Like most of Yinka Shonibare's works, Alien Obsessives, Mum, Dad and the Kids (1998) is a playful exploration - or ridicule - of status, alienation and multi-culturalism, made through the contextual use of African batik fabric. This patterned material, which has often been used as a dubious symbol for 'exoticness' or 'African-ness', is in fact not indigenous to Africa at all. It originated in Indonesia, was imported to Holland and then, ironically, was reproduced by English designers working in factories in Manchester. The artist uses it as a metaphor for cultural confusion and previous works made from this fabric include Victorian dresses on mannequins - big arse bustles and all - and pictures made from the stretched textile on which the artist painted references to colour-field works.
For this show, Shonibare has made stuffed mannequins of two clichéd space-alien families, which, at about 4 feet high, look like oversized cartoon toys. Their large heads, naked bodies and strange eyes are predominantly green or yellow, according to the fabric from which they are made. Sci-fi films from the 50s and 60s play in the background, filled with their usual themes of dominance, invasion, infiltration and abduction by competing life forms.
The two families stand apart, literally alienated from each other, but with one child from each of the groups greeting the other. In the context of fraught, post-colonial identity politics in Africa, tribal genocide, the current high levels of black-on-black violence in London - or the everyday hazard of abduction by alien space travellers for bizarre sex experiments - this is an ambiguous greeting, implying both optimism and threat.
The siting of the Tablet Gallery in the Tabernacle, a vibrant centre for Notting Hill Gate's black community and others, is relevant to Shonibare's show. A gathering place in an area of great historical importance for black immigrants, Notting Hill provides a microcosm of the artist's references: a racially mixed population, black nationalists, white 'ethnic' chic designers, racists, culture tourists, as well as those of a playful, dilettante persuasion. Its 60s tradition of freak culture is also sympathetic to the idea of space visitors.
As can be seen from his concurrent Institute of International Visual Arts poster project on the London Underground, Diary of a Victorian Dandy (1998), in which he is shown dressed as a Victorian aristocrat, Shonibare is amused by frivolously elegant subversion. Diary..., like Aliens..., reverses or displaces assumptions. The same approach informed the photograph The Queen from Benetton magazine (1993), in which Elizabeth ll was transformed into a black person.
Whereas Shonibare's batik Victorian dresses are determined by a colonial past, the alien idea explores a future affected by speculation about the conquest of outer space. Whether these speculations are perceived as fearful or reassuring (or neither), is left up to us.
Paranoid apprehension would seem the preferred choice. As technology such as the Hubble Space Telescope increases our anticipation of greeting or being greeted by other life forms, it also encourages us to reflect on our complicity in those past or present exploitations that have resulted in our prosperity, and to consider the possibility that we could be similarly exploited. The abductions of the slave trade provide an experiential template for fears of our becoming some other life form's intergalactic wog, coon or nigger, zoological specimen or fresh foodstuff.
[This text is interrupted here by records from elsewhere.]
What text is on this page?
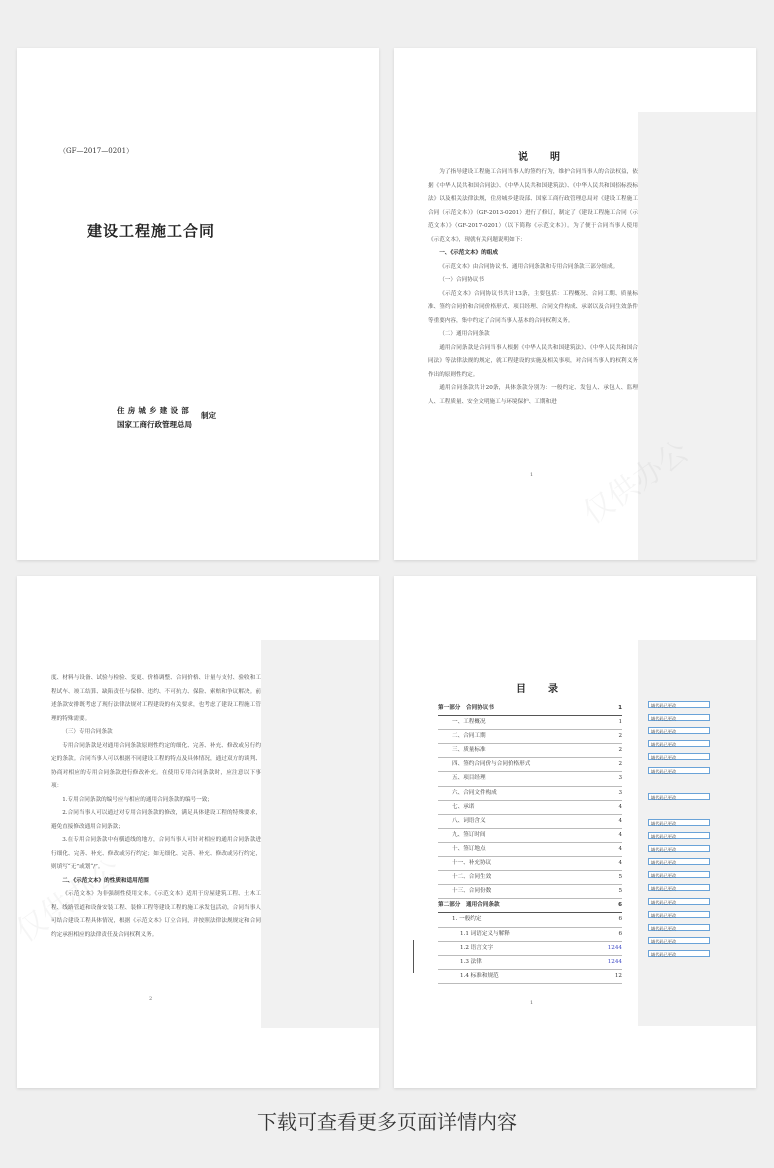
（GF—2017—0201）
建设工程施工合同
住房城乡建设部
国家工商行政管理总局
制定
说　明

为了指导建设工程施工合同当事人的签约行为，维护合同当事人的合法权益，依据《中华人民共和国合同法》、《中华人民共和国建筑法》、《中华人民共和国招标投标法》以及相关法律法规，住房城乡建设部、国家工商行政管理总局对《建设工程施工合同（示范文本）》（GF-2013-0201）进行了修订，制定了《建设工程施工合同（示范文本）》（GF-2017-0201）（以下简称《示范文本》）。为了便于合同当事人使用《示范文本》，现就有关问题说明如下：

一、《示范文本》的组成

《示范文本》由合同协议书、通用合同条款和专用合同条款三部分组成。

（一）合同协议书

《示范文本》合同协议书共计13条，主要包括：工程概况、合同工期、质量标准、签约合同价和合同价格形式、项目经理、合同文件构成、承诺以及合同生效条件等重要内容，集中约定了合同当事人基本的合同权利义务。

（二）通用合同条款

通用合同条款是合同当事人根据《中华人民共和国建筑法》、《中华人民共和国合同法》等法律法规的规定，就工程建设的实施及相关事项，对合同当事人的权利义务作出的原则性约定。

通用合同条款共计20条，具体条款分别为：一般约定、发包人、承包人、监理人、工程质量、安全文明施工与环境保护、工期和进

1

度、材料与设备、试验与检验、变更、价格调整、合同价格、计量与支付、验收和工程试车、竣工结算、缺陷责任与保修、违约、不可抗力、保险、索赔和争议解决。前述条款安排既考虑了现行法律法规对工程建设的有关要求，也考虑了建设工程施工管理的特殊需要。

（三）专用合同条款

专用合同条款是对通用合同条款原则性约定的细化、完善、补充、修改或另行约定的条款。合同当事人可以根据不同建设工程的特点及具体情况，通过双方的谈判、协商对相应的专用合同条款进行修改补充。在使用专用合同条款时，应注意以下事项：

1.专用合同条款的编号应与相应的通用合同条款的编号一致；

2.合同当事人可以通过对专用合同条款的修改，满足具体建设工程的特殊要求，避免直接修改通用合同条款；

3.在专用合同条款中有横道线的地方，合同当事人可针对相应的通用合同条款进行细化、完善、补充、修改或另行约定；如无细化、完善、补充、修改或另行约定，则填写“无”或划“/”。

二、《示范文本》的性质和适用范围

《示范文本》为非强制性使用文本。《示范文本》适用于房屋建筑工程、土木工程、线路管道和设备安装工程、装修工程等建设工程的施工承发包活动，合同当事人可结合建设工程具体情况，根据《示范文本》订立合同，并按照法律法规规定和合同约定承担相应的法律责任及合同权利义务。

2
目　录
第一部分　合同协议书	1
一、工程概况	1
二、合同工期	2
三、质量标准	2
四、签约合同价与合同价格形式	2
五、项目经理	3
六、合同文件构成	3
七、承诺	4
八、词语含义	4
九、签订时间	4
十、签订地点	4
十一、补充协议	4
十二、合同生效	5
十三、合同份数	5
第二部分　通用合同条款	6
1. 一般约定	6
1.1 词语定义与解释	6
1.2 语言文字	1244
1.3 法律	1244
1.4 标准和规范	12
域代码已更改
域代码已更改
域代码已更改
域代码已更改
域代码已更改
域代码已更改
域代码已更改
域代码已更改
域代码已更改
域代码已更改
域代码已更改
域代码已更改
域代码已更改
域代码已更改
域代码已更改
域代码已更改
域代码已更改
域代码已更改
1
下载可查看更多页面详情内容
Alien... is poised somewhere between persecution, trauma and jest. The aliens are toys with which we, as children, can role play, projecting and combining both our own and other's received opinions of race, class and culture. As the aliens are neither black nor white, but are still identifiably similar to us, they are simultaneously the 'me' and the 'not me'. Their cartoon quality is significant - the cartoon being a popular vehicle for intellectual equivalence in our collective political imagination and, in one sense, the aliens are latent cartoon golliwogs. The artist makes a virtue of existing confusions and uses humour defensively to distance and contain the uncontainable. We are playfully tipped into an aesthetic playpen, in an anarchic, non-judgmental counterpoint to the more familiar pronouncements on polyculturalism, racism and ethnicity.